Created 07-15-2016 03:59 AM
how much amount to be set heap memory size? It means heap memory size is depend on which factor?
Created 07-15-2016 04:13 AM
NameNode heap size depends on many factors such as the number of files, the number of blocks, and the load on the system. The settings in the referenced table below should work for typical Hadoop clusters where the number of blocks is very close to the number of files (generally the average ratio of number of blocks per file in a system is 1.1 to 1.2). Some clusters might require further tweaking of the following settings. Also, it is generally better to set the total Java heap to a higher value.
Created 07-15-2016 04:13 AM
NameNode heap size depends on many factors such as the number of files, the number of blocks, and the load on the system. The settings in the referenced table below should work for typical Hadoop clusters where the number of blocks is very close to the number of files (generally the average ratio of number of blocks per file in a system is 1.1 to 1.2). Some clusters might require further tweaking of the following settings. Also, it is generally better to set the total Java heap to a higher value.
Created 07-15-2016 04:35 AM
@Bandaru: Thanks but how to set in ambari cluter ?
Created 07-15-2016 04:55 AM
HADOOP_HEAPSIZE sets the JVM heap size for all Hadoop project servers such as HDFS, YARN, and MapReduce. HADOOP_HEAPSIZE is an integer passed to the JVM as the maximum memory (Xmx) argument. For example:
HADOOP_HEAPSIZE=256
HADOOP_NAMENODE_OPTS is specific to the NameNode and sets all JVM flags, which must be specified.HADOOP_NAMENODE_OPTS overrides the HADOOP_HEAPSIZE Xmx value for the NameNode. For example:
HADOOP_NAMENODE_OPTS=SHARED_HADOOP_NAMENODE_OPTS="-server -XX:ParallelGCThreads=8 -XX:+UseConcMarkSweepGC -XX:ErrorFile=/var/log/hadoop/$USER/hs_err_pid%p.log -XX:NewSize=50m -XX:MaxNewSize=100m -XX:PermSize=128m -XX:MaxPermSize=256m -Xloggc:/var/log/hadoop/$USER/gc.log-`date +'%Y%m%d%H%M'` -verbose:gc -XX:+PrintGCDetails -XX:+PrintGCTimeStamps -XX:+PrintGCDateStamps -Xms250m -Xmx250m -Dhadoop.security.logger=INFO,DRFAS -Dhdfs.audit.logger=INFO,DRFAAUDIT"

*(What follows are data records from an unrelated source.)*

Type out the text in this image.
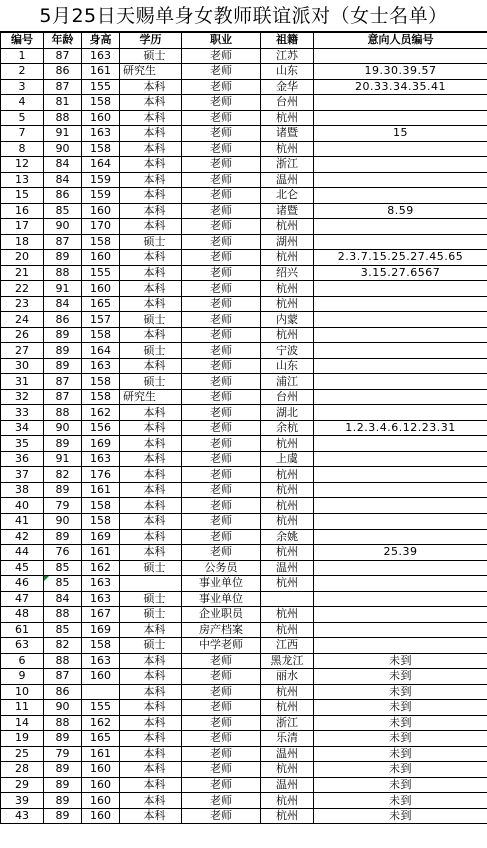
5月25日天赐单身女教师联谊派对（女士名单）
编号	年龄	身高	学历	职业	祖籍	意向人员编号
1	87	163	硕士	老师	江苏	
2	86	161	研究生	老师	山东	19.30.39.57
3	87	155	本科	老师	金华	20.33.34.35.41
4	81	158	本科	老师	台州	
5	88	160	本科	老师	杭州	
7	91	163	本科	老师	诸暨	15
8	90	158	本科	老师	杭州	
12	84	164	本科	老师	浙江	
13	84	159	本科	老师	温州	
15	86	159	本科	老师	北仑	
16	85	160	本科	老师	诸暨	8.59
17	90	170	本科	老师	杭州	
18	87	158	硕士	老师	湖州	
20	89	160	本科	老师	杭州	2.3.7.15.25.27.45.65
21	88	155	本科	老师	绍兴	3.15.27.6567
22	91	160	本科	老师	杭州	
23	84	165	本科	老师	杭州	
24	86	157	硕士	老师	内蒙	
26	89	158	本科	老师	杭州	
27	89	164	硕士	老师	宁波	
30	89	163	本科	老师	山东	
31	87	158	硕士	老师	浦江	
32	87	158	研究生	老师	台州	
33	88	162	本科	老师	湖北	
34	90	156	本科	老师	余杭	1.2.3.4.6.12.23.31
35	89	169	本科	老师	杭州	
36	91	163	本科	老师	上虞	
37	82	176	本科	老师	杭州	
38	89	161	本科	老师	杭州	
40	79	158	本科	老师	杭州	
41	90	158	本科	老师	杭州	
42	89	169	本科	老师	余姚	
44	76	161	本科	老师	杭州	25.39
45	85	162	硕士	公务员	温州	
46	85	163		事业单位	杭州	
47	84	163	硕士	事业单位		
48	88	167	硕士	企业职员	杭州	
61	85	169	本科	房产档案	杭州	
63	82	158	硕士	中学老师	江西	
6	88	163	本科	老师	黑龙江	未到
9	87	160	本科	老师	丽水	未到
10	86		本科	老师	杭州	未到
11	90	155	本科	老师	杭州	未到
14	88	162	本科	老师	浙江	未到
19	89	165	本科	老师	乐清	未到
25	79	161	本科	老师	温州	未到
28	89	160	本科	老师	杭州	未到
29	89	160	本科	老师	温州	未到
39	89	160	本科	老师	杭州	未到
43	89	160	本科	老师	杭州	未到
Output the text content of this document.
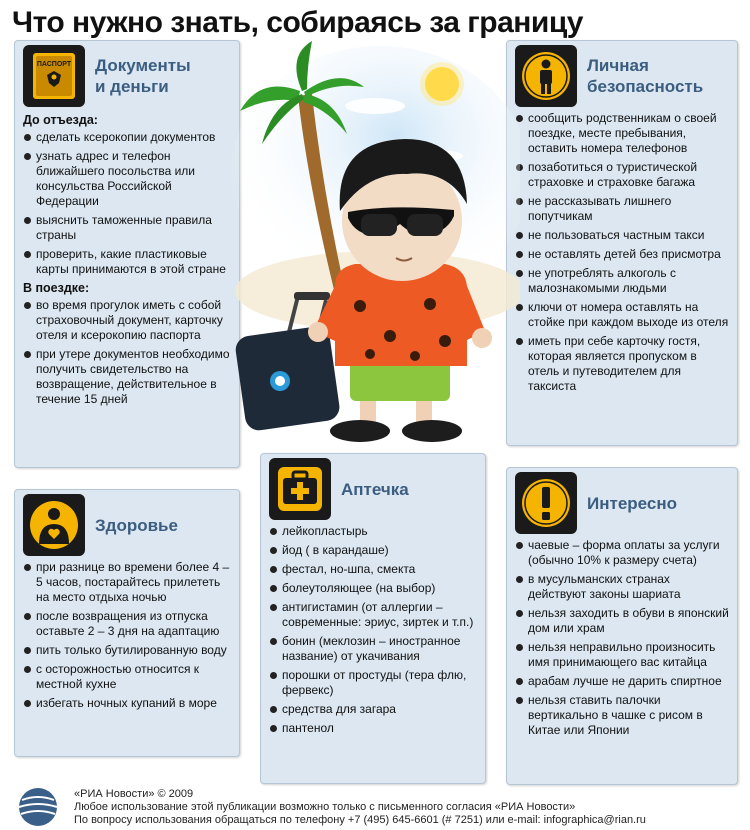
Что нужно знать, собираясь за границу
ПАСПОРТ Документы
и деньги
До отъезда:
сделать ксерокопии документов
узнать адрес и телефон ближайшего посольства или консульства Российской Федерации
выяснить таможенные правила страны
проверить, какие пластиковые карты принимаются в этой стране
В поездке:
во время прогулок иметь с собой страховочный документ, карточку отеля и ксерокопию паспорта
при утере документов необходимо получить свидетельство на возвращение, действительное в течение 15 дней
Личная
безопасность
сообщить родственникам о своей поездке, месте пребывания, оставить номера телефонов
позаботиться о туристической страховке и страховке багажа
не рассказывать лишнего попутчикам
не пользоваться частным такси
не оставлять детей без присмотра
не употреблять алкоголь с малознакомыми людьми
ключи от номера оставлять на стойке при каждом выходе из отеля
иметь при себе карточку гостя, которая является пропуском в отель и путеводителем для таксиста
Здоровье
при разнице во времени более 4 – 5 часов, постарайтесь прилететь на место отдыха ночью
после возвращения из отпуска оставьте 2 – 3 дня на адаптацию
пить только бутилированную воду
с осторожностью относится к местной кухне
избегать ночных купаний в море
Аптечка
лейкопластырь
йод ( в карандаше)
фестал, но-шпа, смекта
болеутоляющее (на выбор)
антигистамин (от аллергии – современные: эриус, зиртек и т.п.)
бонин (меклозин – иностранное название) от укачивания
порошки от простуды (тера флю, фервекс)
средства для загара
пантенол
Интересно
чаевые – форма оплаты за услуги (обычно 10% к размеру счета)
в мусульманских странах действуют законы шариата
нельзя заходить в обуви в японский дом или храм
нельзя неправильно произносить имя принимающего вас китайца
арабам лучше не дарить спиртное
нельзя ставить палочки вертикально в чашке с рисом в Китае или Японии
«РИА Новости» © 2009
Любое использование этой публикации возможно только с письменного согласия «РИА Новости»
По вопросу использования обращаться по телефону +7 (495) 645-6601 (# 7251) или e-mail: infographica@rian.ru
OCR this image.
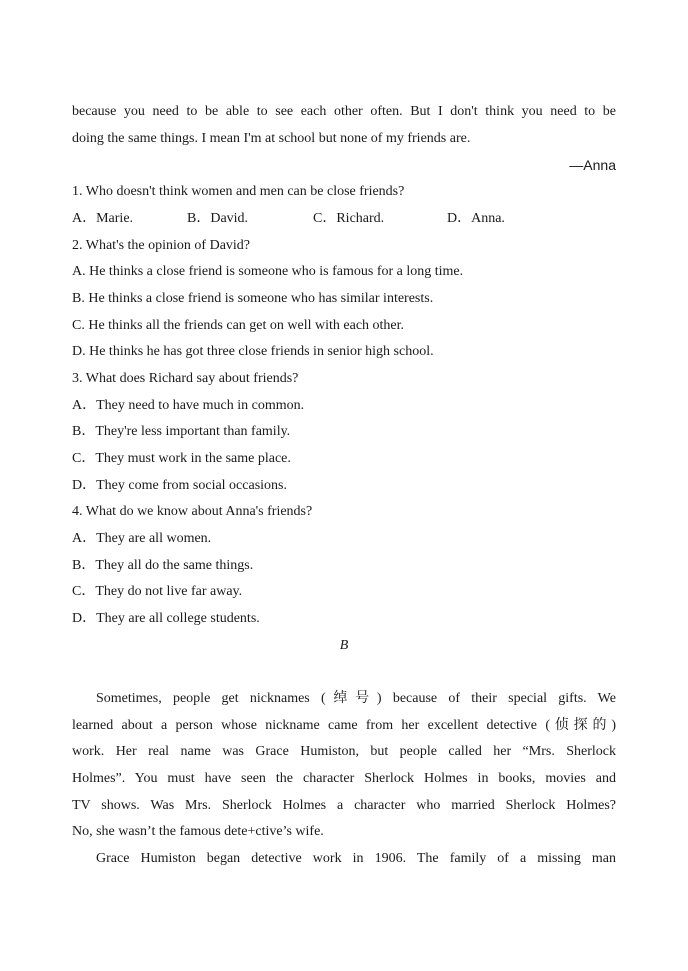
because you need to be able to see each other often. But I don't think you need to be
doing the same things. I mean I'm at school but none of my friends are.
—Anna
1. Who doesn't think women and men can be close friends?
A．Marie.	B．David.	C．Richard.	D．Anna.
2. What's the opinion of David?
A. He thinks a close friend is someone who is famous for a long time.
B. He thinks a close friend is someone who has similar interests.
C. He thinks all the friends can get on well with each other.
D. He thinks he has got three close friends in senior high school.
3. What does Richard say about friends?
A．They need to have much in common.
B．They're less important than family.
C．They must work in the same place.
D．They come from social occasions.
4. What do we know about Anna's friends?
A．They are all women.
B．They all do the same things.
C．They do not live far away.
D．They are all college students.
B
Sometimes, people get nicknames (绰号) because of their special gifts. We
learned about a person whose nickname came from her excellent detective (侦探的)
work. Her real name was Grace Humiston, but people called her “Mrs. Sherlock
Holmes”. You must have seen the character Sherlock Holmes in books, movies and
TV shows. Was Mrs. Sherlock Holmes a character who married Sherlock Holmes?
No, she wasn’t the famous dete+ctive’s wife.
Grace Humiston began detective work in 1906. The family of a missing man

Both HADOOP_NAMENODE_OPTS and HADOOP_HEAPSIZE are stored in /etc/hadoop/conf/hadoop-env.sh.
Created 07-15-2016 05:15 AM
Thanks Sir Bandaru
Created 07-15-2016 11:06 AM
There is a control in ambari under HDFS right at the top for the memory of the Namenode. You should not set the heap size for all components since most need much less memory than the namenode.
For Namenode a good rule of thumb is 1GB for 100TB of data in HDFS ( plus a couple GB base so 4-8 min ) but it needs to be tuned based on workload ( if you suspect your memory settings to be insufficient you can look at the memory and GC behaviour of your JVM )
Created 07-16-2016 03:07 AM
@Benjamin Thanks